マギーと共に馬車に乗り込むため馬車の踏み台を上がったところで振り返るとエイベルの顔が間近にあった。彼は至近距離で私を見つめることになってしまい少し戸惑っていた。
「あの、総副団長様にお願いがあるのです」
「願い?」
エイベルは怪訝そうにした。
私が知っているエイベルとは違う余所余所しいものだった。
それがどうしてか息苦しく思えた。
「……アニー隊長の寝室の床板を外してください。あなたにそれをお返しします」
私はエイベルだけに聞こえるように囁いた。
それから男爵家に戻った私は疲れを理由に部屋に閉じ籠った。
実際体も酷く疲れていた。
メルティア嬢の体はアニーに比べてもかなり弱いみたいだった。
周囲の者は彼女を幼少期から病弱とも話していた。魔力もさほど多くない。寧ろ僅かで貴族でいられるギリギリらしい。日記の幼いころに書かれていた。

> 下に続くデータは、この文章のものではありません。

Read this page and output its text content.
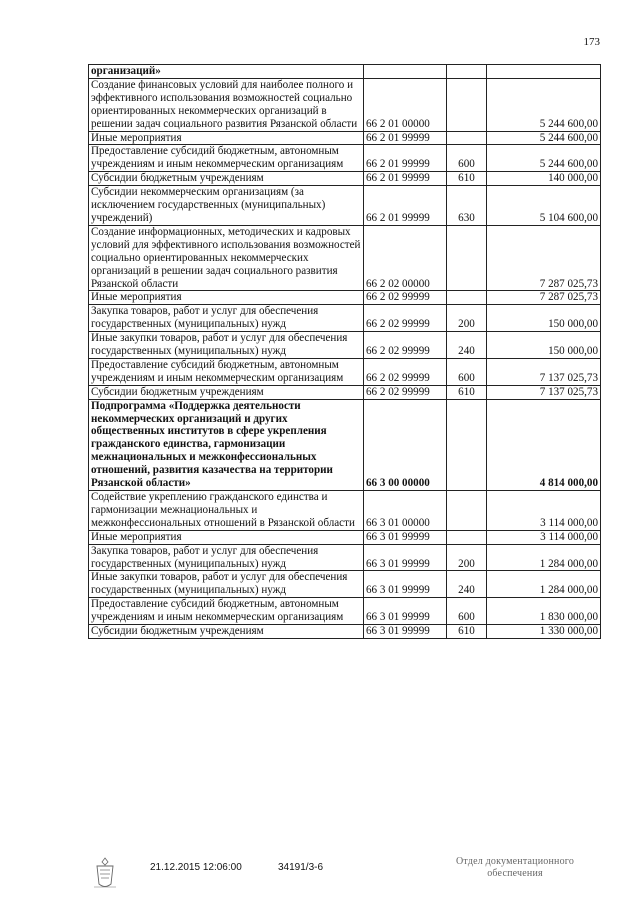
173
организаций»			
Создание финансовых условий для наиболее полного и эффективного использования возможностей социально ориентированных некоммерческих организаций в решении задач социального развития Рязанской области	66 2 01 00000		5 244 600,00
Иные мероприятия	66 2 01 99999		5 244 600,00
Предоставление субсидий бюджетным, автономным учреждениям и иным некоммерческим организациям	66 2 01 99999	600	5 244 600,00
Субсидии бюджетным учреждениям	66 2 01 99999	610	140 000,00
Субсидии некоммерческим организациям (за исключением государственных (муниципальных) учреждений)	66 2 01 99999	630	5 104 600,00
Создание информационных, методических и кадровых условий для эффективного использования возможностей социально ориентированных некоммерческих организаций в решении задач социального развития Рязанской области	66 2 02 00000		7 287 025,73
Иные мероприятия	66 2 02 99999		7 287 025,73
Закупка товаров, работ и услуг для обеспечения государственных (муниципальных) нужд	66 2 02 99999	200	150 000,00
Иные закупки товаров, работ и услуг для обеспечения государственных (муниципальных) нужд	66 2 02 99999	240	150 000,00
Предоставление субсидий бюджетным, автономным учреждениям и иным некоммерческим организациям	66 2 02 99999	600	7 137 025,73
Субсидии бюджетным учреждениям	66 2 02 99999	610	7 137 025,73
Подпрограмма «Поддержка деятельности некоммерческих организаций и других общественных институтов в сфере укрепления гражданского единства, гармонизации межнациональных и межконфессиональных отношений, развития казачества на территории Рязанской области»	66 3 00 00000		4 814 000,00
Содействие укреплению гражданского единства и гармонизации межнациональных и межконфессиональных отношений в Рязанской области	66 3 01 00000		3 114 000,00
Иные мероприятия	66 3 01 99999		3 114 000,00
Закупка товаров, работ и услуг для обеспечения государственных (муниципальных) нужд	66 3 01 99999	200	1 284 000,00
Иные закупки товаров, работ и услуг для обеспечения государственных (муниципальных) нужд	66 3 01 99999	240	1 284 000,00
Предоставление субсидий бюджетным, автономным учреждениям и иным некоммерческим организациям	66 3 01 99999	600	1 830 000,00
Субсидии бюджетным учреждениям	66 3 01 99999	610	1 330 000,00
21.12.2015 12:06:00	34191/3-6
Отдел документационного
обеспечения
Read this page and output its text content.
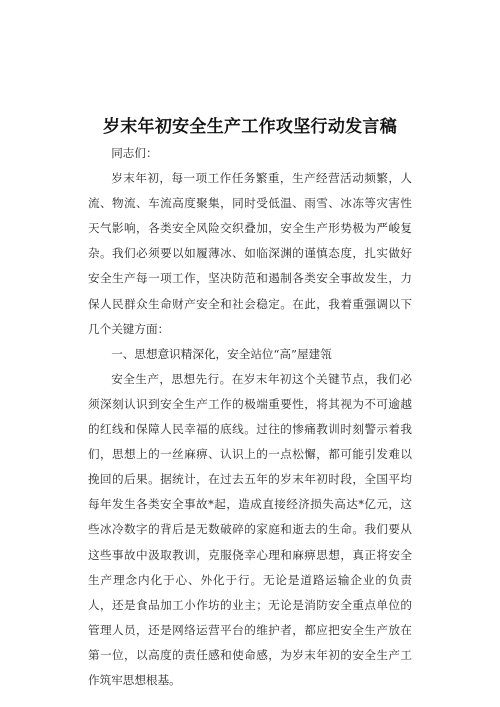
岁末年初安全生产工作攻坚行动发言稿

同志们：

岁末年初，每一项工作任务繁重，生产经营活动频繁，人流、物流、车流高度聚集，同时受低温、雨雪、冰冻等灾害性天气影响，各类安全风险交织叠加，安全生产形势极为严峻复杂。我们必须要以如履薄冰、如临深渊的谨慎态度，扎实做好安全生产每一项工作，坚决防范和遏制各类安全事故发生，力保人民群众生命财产安全和社会稳定。在此，我着重强调以下几个关键方面：

一、思想意识精深化，安全站位“高”屋建瓴

安全生产，思想先行。在岁末年初这个关键节点，我们必须深刻认识到安全生产工作的极端重要性，将其视为不可逾越的红线和保障人民幸福的底线。过往的惨痛教训时刻警示着我们，思想上的一丝麻痹、认识上的一点松懈，都可能引发难以挽回的后果。据统计，在过去五年的岁末年初时段，全国平均每年发生各类安全事故*起，造成直接经济损失高达*亿元，这些冰冷数字的背后是无数破碎的家庭和逝去的生命。我们要从这些事故中汲取教训，克服侥幸心理和麻痹思想，真正将安全生产理念内化于心、外化于行。无论是道路运输企业的负责人，还是食品加工小作坊的业主；无论是消防安全重点单位的管理人员，还是网络运营平台的维护者，都应把安全生产放在第一位，以高度的责任感和使命感，为岁末年初的安全生产工作筑牢思想根基。
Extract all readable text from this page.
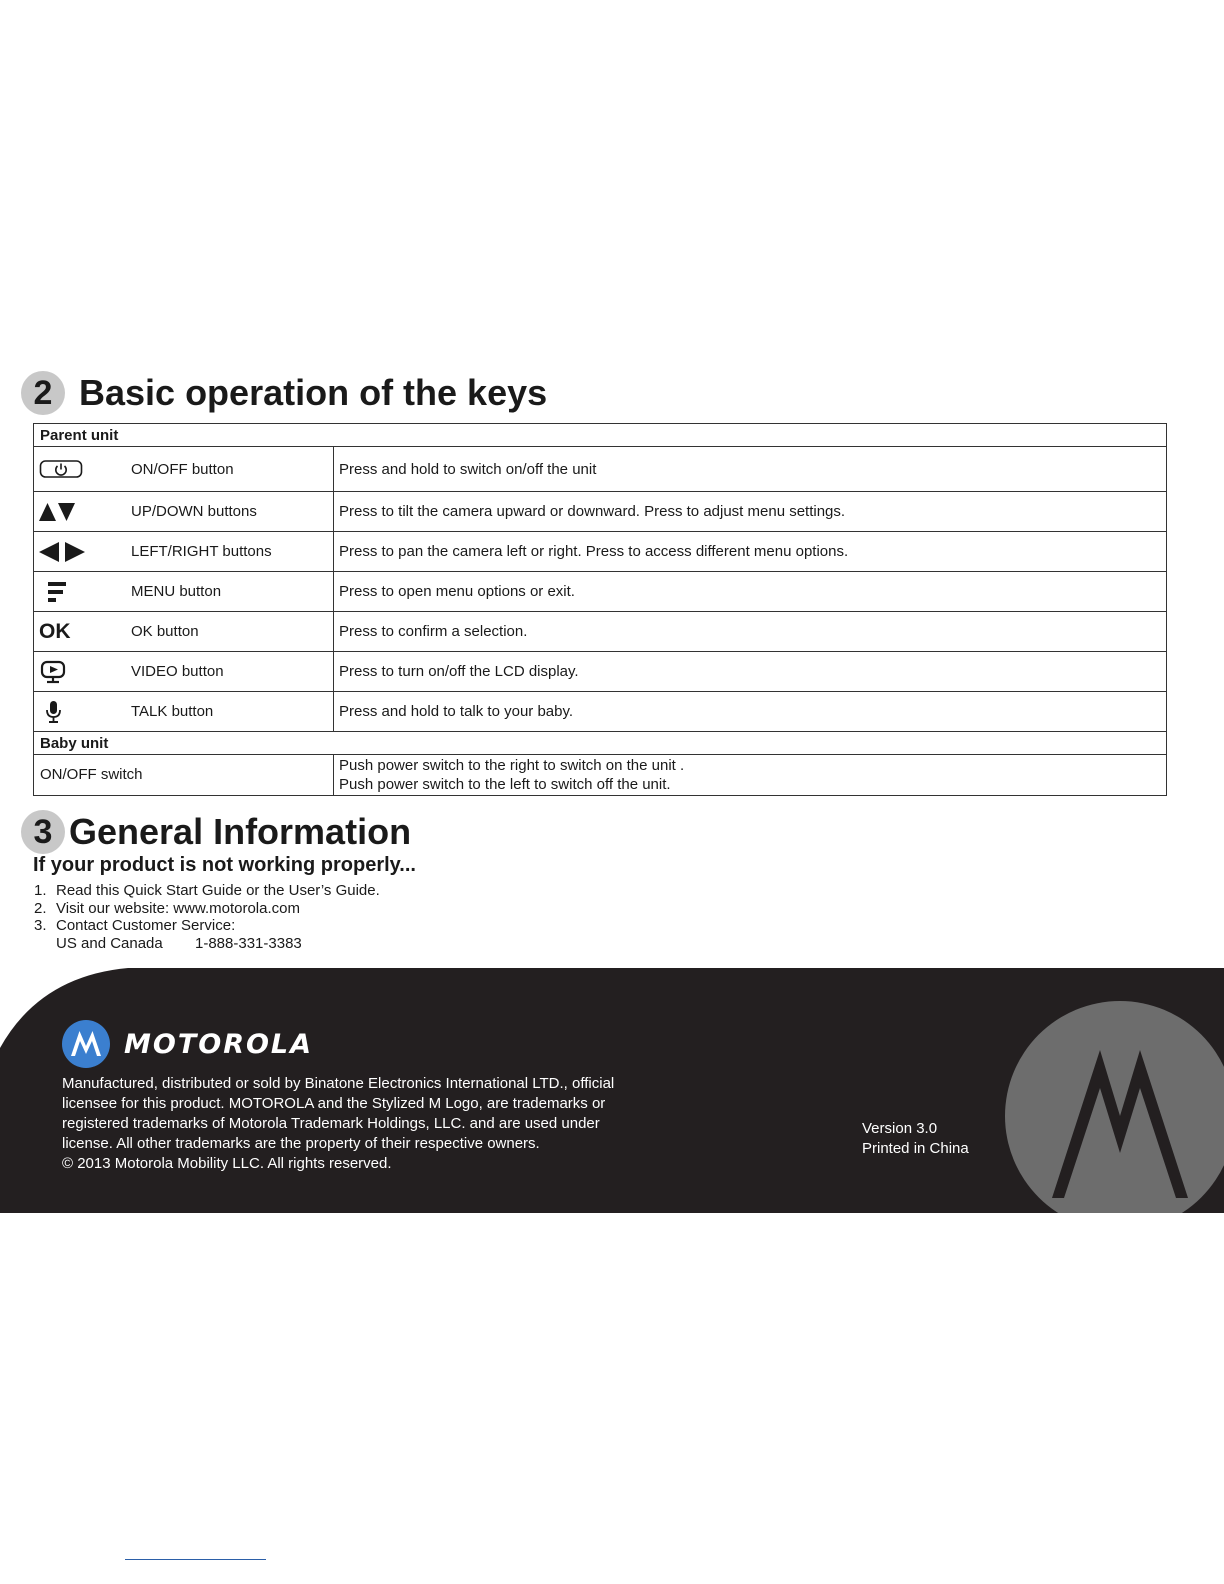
2 Basic operation of the keys
Parent unit	

ON/OFF button	Press and hold to switch on/off the unit

UP/DOWN buttons	Press to tilt the camera upward or downward. Press to adjust menu settings.

LEFT/RIGHT buttons	Press to pan the camera left or right. Press to access different menu options.

MENU button	Press to open menu options or exit.

OK OK button	Press to confirm a selection.

VIDEO button	Press to turn on/off the LCD display.

TALK button	Press and hold to talk to your baby.
Baby unit	
ON/OFF switch	Push power switch to the right to switch on the unit .
Push power switch to the left to switch off the unit.
3 General Information
If your product is not working properly...
1. Read this Quick Start Guide or the User’s Guide.
2. Visit our website: www.motorola.com
3. Contact Customer Service:
US and Canada	1-888-331-3383
MOTOROLA
Manufactured, distributed or sold by Binatone Electronics International LTD., official
licensee for this product. MOTOROLA and the Stylized M Logo, are trademarks or
registered trademarks of Motorola Trademark Holdings, LLC. and are used under
license. All other trademarks are the property of their respective owners.
© 2013 Motorola Mobility LLC. All rights reserved.
Version 3.0
Printed in China
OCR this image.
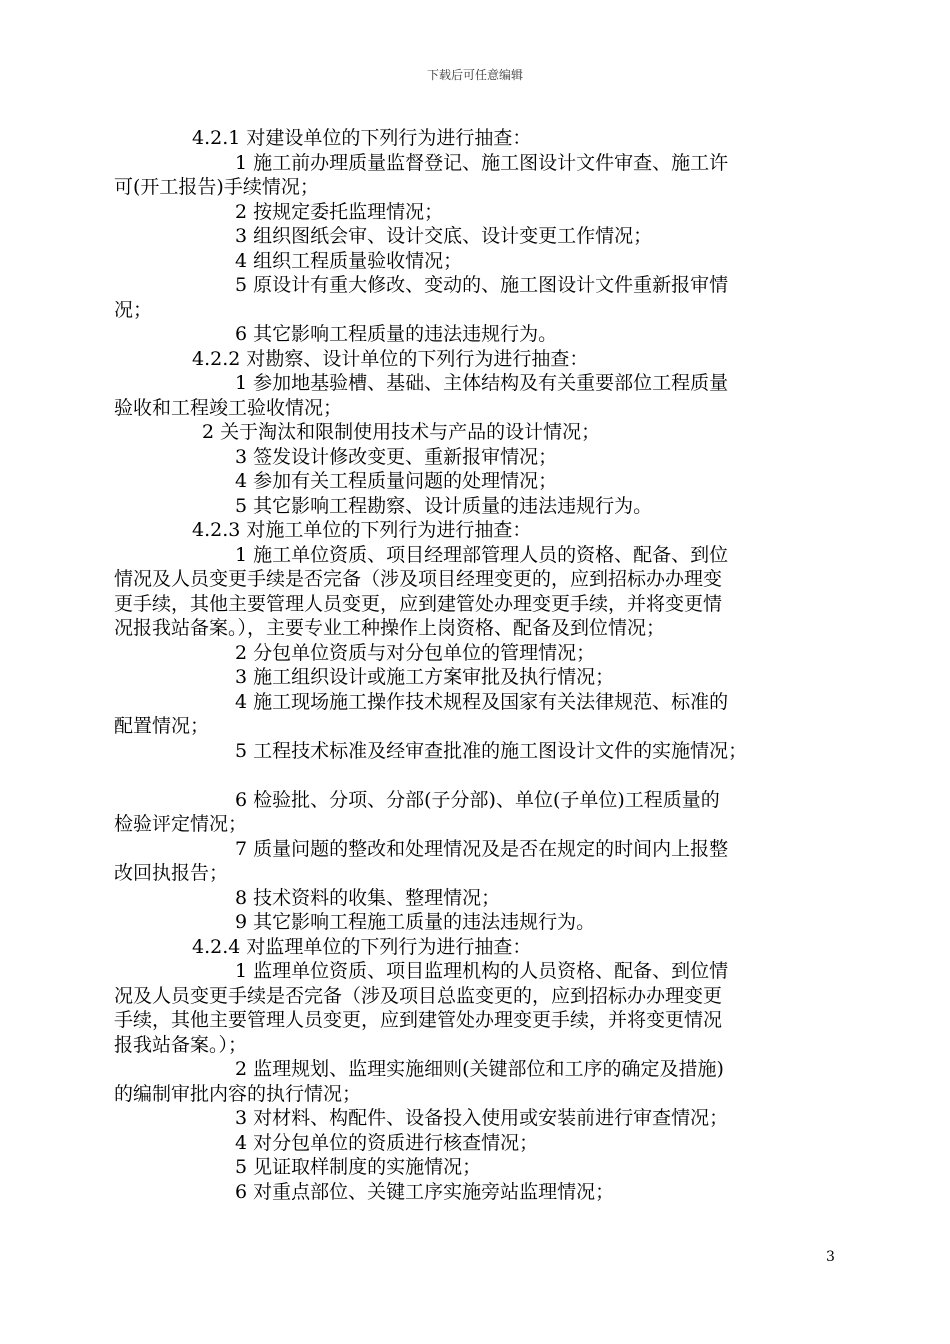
下载后可任意编辑
4.2.1 对建设单位的下列行为进行抽查：
1 施工前办理质量监督登记、施工图设计文件审查、施工许
可(开工报告)手续情况；
2 按规定委托监理情况；
3 组织图纸会审、设计交底、设计变更工作情况；
4 组织工程质量验收情况；
5 原设计有重大修改、变动的、施工图设计文件重新报审情
况；
6 其它影响工程质量的违法违规行为。
4.2.2 对勘察、设计单位的下列行为进行抽查：
1 参加地基验槽、基础、主体结构及有关重要部位工程质量
验收和工程竣工验收情况；
2 关于淘汰和限制使用技术与产品的设计情况；
3 签发设计修改变更、重新报审情况；
4 参加有关工程质量问题的处理情况；
5 其它影响工程勘察、设计质量的违法违规行为。
4.2.3 对施工单位的下列行为进行抽查：
1 施工单位资质、项目经理部管理人员的资格、配备、到位
情况及人员变更手续是否完备（涉及项目经理变更的，应到招标办办理变
更手续，其他主要管理人员变更，应到建管处办理变更手续，并将变更情
况报我站备案。），主要专业工种操作上岗资格、配备及到位情况；
2 分包单位资质与对分包单位的管理情况；
3 施工组织设计或施工方案审批及执行情况；
4 施工现场施工操作技术规程及国家有关法律规范、标准的
配置情况；
5 工程技术标准及经审查批准的施工图设计文件的实施情况；
6 检验批、分项、分部(子分部)、单位(子单位)工程质量的
检验评定情况；
7 质量问题的整改和处理情况及是否在规定的时间内上报整
改回执报告；
8 技术资料的收集、整理情况；
9 其它影响工程施工质量的违法违规行为。
4.2.4 对监理单位的下列行为进行抽查：
1 监理单位资质、项目监理机构的人员资格、配备、到位情
况及人员变更手续是否完备（涉及项目总监变更的，应到招标办办理变更
手续，其他主要管理人员变更，应到建管处办理变更手续，并将变更情况
报我站备案。）；
2 监理规划、监理实施细则(关键部位和工序的确定及措施)
的编制审批内容的执行情况；
3 对材料、构配件、设备投入使用或安装前进行审查情况；
4 对分包单位的资质进行核查情况；
5 见证取样制度的实施情况；
6 对重点部位、关键工序实施旁站监理情况；
3
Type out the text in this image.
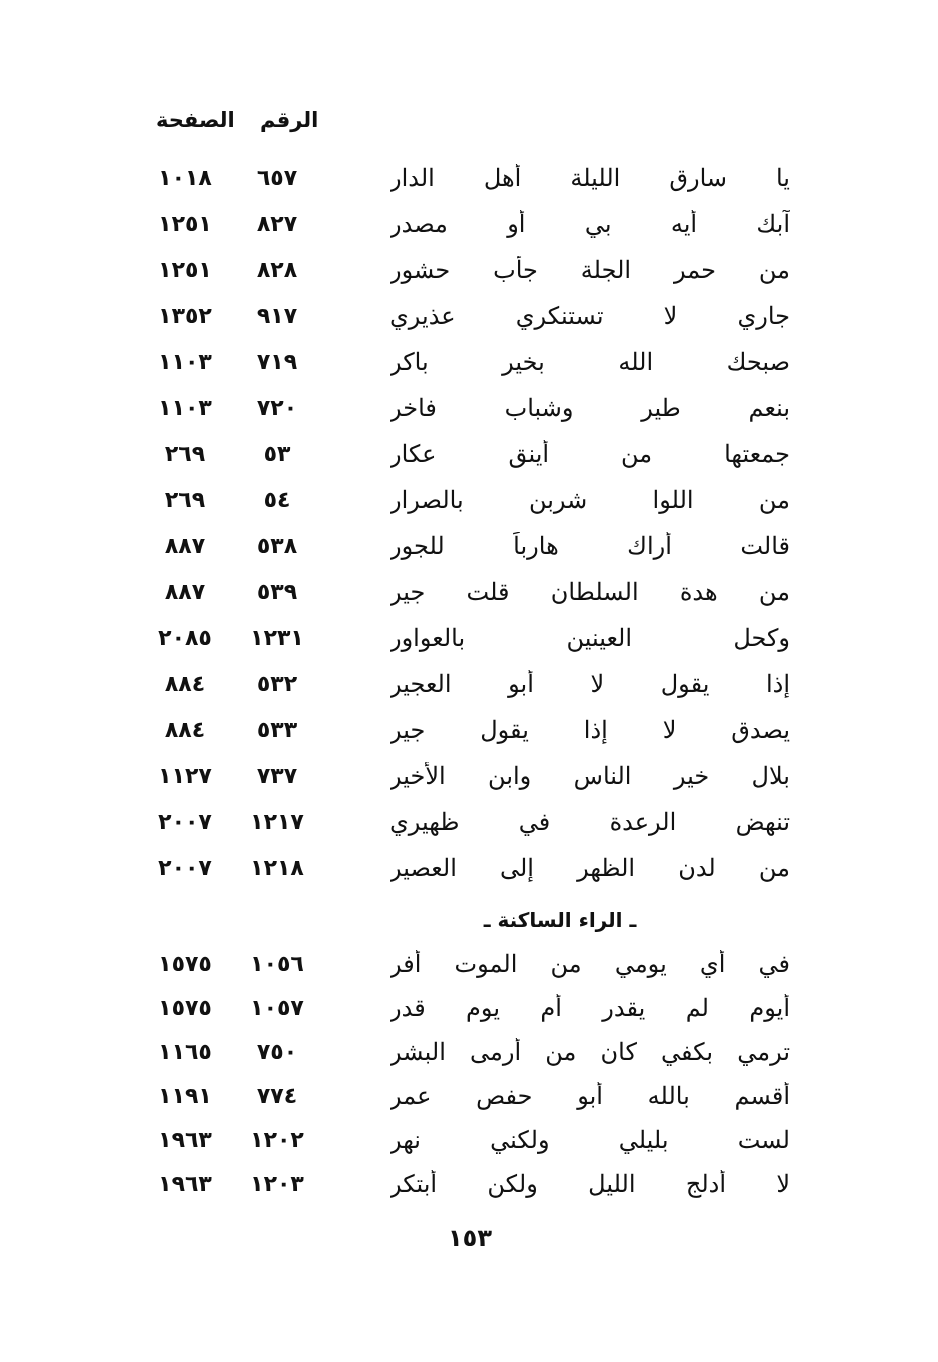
الرقم
الصفحة
يا سارق الليلة أهل الدار
٦٥٧
١٠١٨
آبك أيه بي أو مصدر
٨٢٧
١٢٥١
من حمر الجلة جأب حشور
٨٢٨
١٢٥١
جاري لا تستنكري عذيري
٩١٧
١٣٥٢
صبحك الله بخير باكر
٧١٩
١١٠٣
بنعم طير وشباب فاخر
٧٢٠
١١٠٣
جمعتها من أينق عكار
٥٣
٢٦٩
من اللوا شربن بالصرار
٥٤
٢٦٩
قالت أراك هارباً للجور
٥٣٨
٨٨٧
من هدة السلطان قلت جير
٥٣٩
٨٨٧
وكحل العينين بالعواور
١٢٣١
٢٠٨٥
إذا يقول لا أبو العجير
٥٣٢
٨٨٤
يصدق لا إذا يقول جير
٥٣٣
٨٨٤
بلال خير الناس وابن الأخير
٧٣٧
١١٢٧
تنهض الرعدة في ظهيري
١٢١٧
٢٠٠٧
من لدن الظهر إلى العصير
١٢١٨
٢٠٠٧
ـ الراء الساكنة ـ
في أي يومي من الموت أفر
١٠٥٦
١٥٧٥
أيوم لم يقدر أم يوم قدر
١٠٥٧
١٥٧٥
ترمي بكفي كان من أرمى البشر
٧٥٠
١١٦٥
أقسم بالله أبو حفص عمر
٧٧٤
١١٩١
لست بليلي ولكني نهر
١٢٠٢
١٩٦٣
لا أدلج الليل ولكن أبتكر
١٢٠٣
١٩٦٣
١٥٣
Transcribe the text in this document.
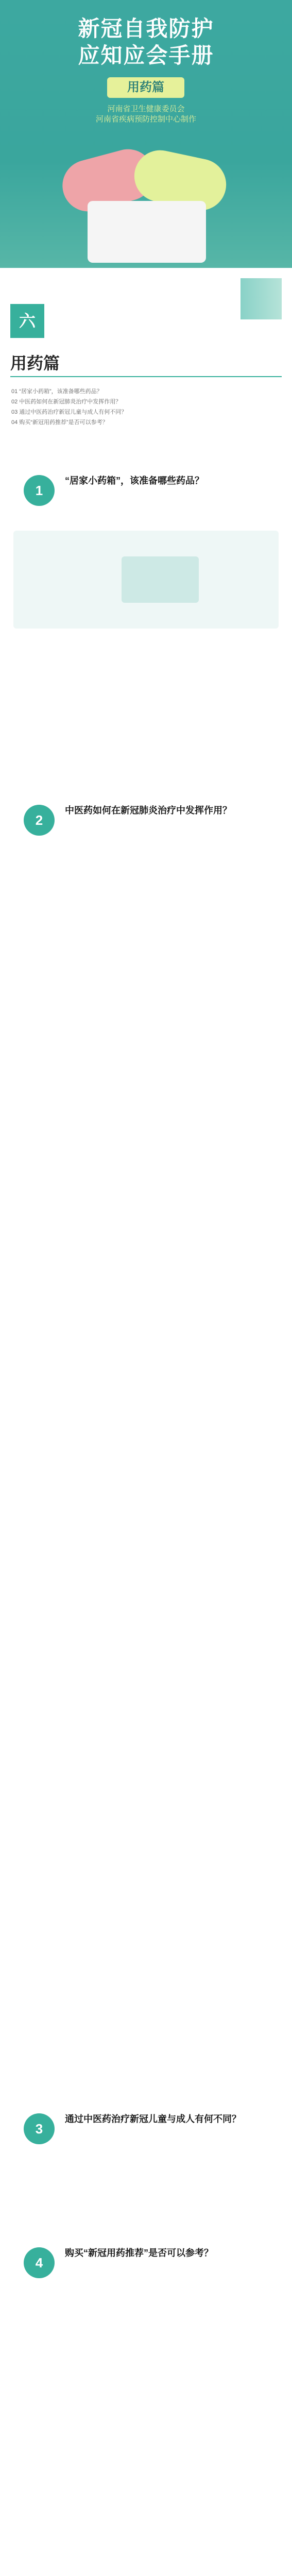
新冠自我防护
应知应会手册
用药篇
河南省卫生健康委员会
河南省疾病预防控制中心制作
六
用药篇
01 “居家小药箱”，该准备哪些药品？
02 中医药如何在新冠肺炎治疗中发挥作用？
03 通过中医药治疗新冠儿童与成人有何不同？
04 购买“新冠用药推荐”是否可以参考？
1
“居家小药箱”，该准备哪些药品？
2
中医药如何在新冠肺炎治疗中发挥作用？
3
通过中医药治疗新冠儿童与成人有何不同？
4
购买“新冠用药推荐”是否可以参考？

それでも身体強化すると平民よりかは丈夫なはずなのだがそれもできていなかった。よく分からないと悲しんで人前に出ることが怖いので引きこもっていたことが書かれていた。
だからあまり行動すると使用人達に怪しまれてしまう。
既にマギーは私に対して不信感を露わにしていた。
帰りの馬車の中では無言の状態だった。
気まずいのでマギーに用事を頼むのも気が引けてきた。そもそも着替えから誰かの手を借りないとできない貴族の生活はまだ馴染めない。